La soprano Hélène Guilmette joue pleinement le désespoir et la perte d’appétit de vivre. Nos yeux ne la quitte pas, pendant qu’elle arpente pieds nus la chambre élégante évoquée par quelques meubles. Les instruments de l’orchestre se fondent en une seule voix, précise, évocatrice et en même temps, énigmatique.

Hélène Guilmette chante Poulenc: beauté désespérée

CRITIQUE / La voix humaine relève du morceau de bravoure, dont Hélène Guilmette et l’Orchestre symphonique de Québec nous ont donné une fameuse démonstration.

L’âpreté des thèmes à la fois très classiques et très contemporains (rupture, désespoir amoureux, suicide, isolement, problèmes de communications) est une pilule à avaler si l’on vient au concert pour goûter des moments de pure beauté abstraite. Toutefois, porté par Mme Guilmette et l’OSQ, dans une mise en scène d’Anne-Marie Olivier, le «monodrame» composé par Poulenc sur un texte de Jean Cocteau passe la rampe. On se laisse toucher par cette cuisante dépossession, par cette douleur qui change de forme et ne révèle sa pleine ampleur qu’à la fin du drame.
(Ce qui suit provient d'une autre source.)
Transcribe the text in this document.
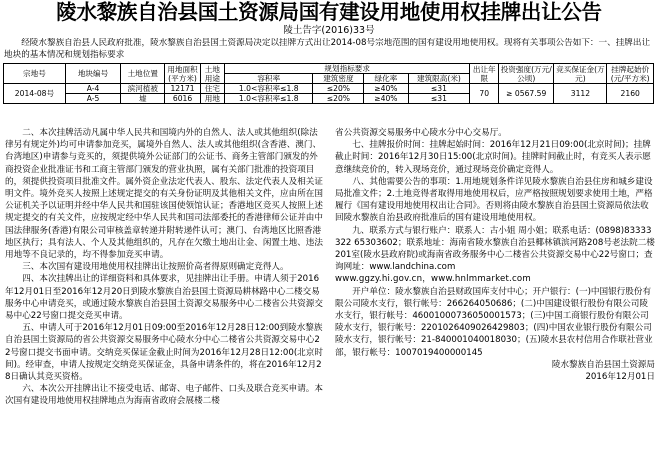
陵水黎族自治县国土资源局国有建设用地使用权挂牌出让公告
陵土告字(2016)33号
经陵水黎族自治县人民政府批准，陵水黎族自治县国土资源局决定以挂牌方式出让2014-08号宗地范围的国有建设用地使用权。现将有关事项公告如下：一、挂牌出让地块的基本情况和规划指标要求
宗地号	地块编号	土地位置	用地面积(平方米)	土地用途	规划指标要求				出让年限	投资强度(万元/公顷)	竞买保证金(万元)	挂牌起始价(元/平方米)
					容积率	建筑密度	绿化率	建筑限高(米)				
2014-08号	A-4	滨河植被	12171	住宅	1.0<容积率≤1.8	≤20%	≥40%	≤31	70	≥ 0567.59	3112	2160
	A-5	墟	6016	用地	1.0<容积率≤1.8	≤20%	≥40%	≤31				

二、本次挂牌活动凡属中华人民共和国境内外的自然人、法人或其他组织(除法律另有规定外)均可申请参加竞买，属境外自然人、法人或其他组织(含香港、澳门、台湾地区)申请参与竞买的，须提供境外公证部门的公证书、商务主管部门颁发的外商投资企业批准证书和工商主管部门颁发的营业执照，属有关部门批准的投资项目的，须提供投资项目批准文件。属外资企业法定代表人、股东、法定代表人及相关证明文件。境外竞买人按照上述规定提交的有关身份证明及其他相关文件，应由所在国公证机关予以证明并经中华人民共和国驻该国使领馆认证；香港地区竞买人按照上述规定提交的有关文件，应按规定经中华人民共和国司法部委托的香港律师公证并由中国法律服务(香港)有限公司审核盖章转递并附转递件认可；澳门、台湾地区比照香港地区执行；具有法人、个人及其他组织的，凡存在欠缴土地出让金、闲置土地、违法用地等不良记录的，均不得参加竞买申请。

三、本次国有建设用地使用权挂牌出让按照价高者得原则确定竞得人。

四、本次挂牌出让的详细资料和具体要求，见挂牌出让手册。申请人须于2016年12月01日至2016年12月20日到陵水黎族自治县国土资源局耕林路中心二楼交易服务中心申请竞买，或通过陵水黎族自治县国土资源交易服务中心二楼省公共资源交易中心22号窗口提交竞买申请。

五、申请人可于2016年12月01日09:00至2016年12月28日12:00到陵水黎族自治县国土资源局的省公共资源交易服务中心陵水分中心二楼省公共资源交易中心22号窗口提交书面申请。交纳竞买保证金截止时间为2016年12月28日12:00(北京时间)。经审查，申请人按规定交纳竞买保证金，具备申请条件的，将在2016年12月28日确认其竞买资格。

六、本次公开挂牌出让不接受电话、邮寄、电子邮件、口头及联合竞买申请。本次国有建设用地使用权挂牌地点为海南省政府会展楼二楼

省公共资源交易服务中心陵水分中心交易厅。

七、挂牌报价时间：挂牌起始时间：2016年12月21日09:00(北京时间)；挂牌截止时间：2016年12月30日15:00(北京时间)。挂牌时间截止时，有竞买人表示愿意继续竞价的，转入现场竞价，通过现场竞价确定竞得人。

八、其他需要公告的事项：1.用地规划条件详见陵水黎族自治县住房和城乡建设局批准文件；2.土地竞得者取得用地使用权后，应严格按照规划要求使用土地，严格履行《国有建设用地使用权出让合同》。否则将由陵水黎族自治县国土资源局依法收回陵水黎族自治县政府批准后的国有建设用地使用权。

九、联系方式与银行账户：联系人：古小姐 周小姐；联系电话：(0898)83333322 65303602；联系地址：海南省陵水黎族自治县椰林镇滨河路208号老法院二楼201室(陵水县政府院)或海南省政务服务中心二楼省公共资源交易中心22号窗口；查询网址：www.landchina.com

www.ggzy.hi.gov.cn，www.hnlmmarket.com

开户单位：陵水黎族自治县财政国库支付中心；开户银行：(一)中国银行股份有限公司陵水支行，银行帐号：266264050686；(二)中国建设银行股份有限公司陵水支行，银行帐号：46001000736050001573；(三)中国工商银行股份有限公司陵水支行，银行帐号：2201026409026429803；(四)中国农业银行股份有限公司陵水支行，银行帐号：21-840001040018030；(五)陵水县农村信用合作联社营业部，银行帐号：1007019400000145

陵水黎族自治县国土资源局

2016年12月01日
L’unique personnage de La voix humaine tient un discours à la fois si réaliste et si ouvertement lyrique qu’elle évoque plusieurs femmes d’un seul souffle. Son discours amoureux désespéré, dans une conversation téléphonique constamment interrompue, évoque étrangement le babillage de Winnie dans Oh les beaux jours! de Beckett. L’amante dédaignée meuble le temps, en cajolant celui qui est la cause de son désespoir, en attendant l’inévitable fin tragique.

Chantés par Hélène Guilmette, à qui l’orchestre donne la réplique comme un ex-amant tour à tour bienveillant et impétueux, les mots on ne peut plus terre-à-terre de Cocteau s’enveloppent d’une aura surréaliste et un brin absurde. La soprano joue pleinement le désespoir et la perte d’appétit de vivre. Ses mimiques sont tiraillées entre douleur et amour, sa voix juste épouse agilement tous les arrêts et toutes les vagues d’émotion minutieusement écrites par Poulenc. Nos yeux ne la quittent pas, pendant qu’elle arpente pieds nus la chambre élégante évoquée par quelques meubles. Les instruments de l’orchestre se fondent en une seule voix, précise, évocatrice et en même temps, énigmatique.

Schubert

La première partie du concert était consacrée à la Symphonie no 4 en do mineur Tragique de Schubert, une œuvre scintillante et lyrique, haletante par moments, où le compositeur exprime davantage le joyeux tumulte que les âpres tourments de ses 19 ans.

Mus par le même élan et guidés par les gestes caressants du directeur musical Fabien Gabel, les musiciens ont exprimé le suspense, l’allégresse — voire la langueur, dans le 2e mouvement — de ce récit musical qui culmine par une ronde aux accents carnavalesques. Clarinette, flûte, hautbois et bassons y ont fait très bonne figure, dans la houle déferlante et unie des cordes.

Le concert de l’OSQ Hélène Guilmette chante Poulenc était présenté une seule fois, mercredi soir, au Palais Montcalm.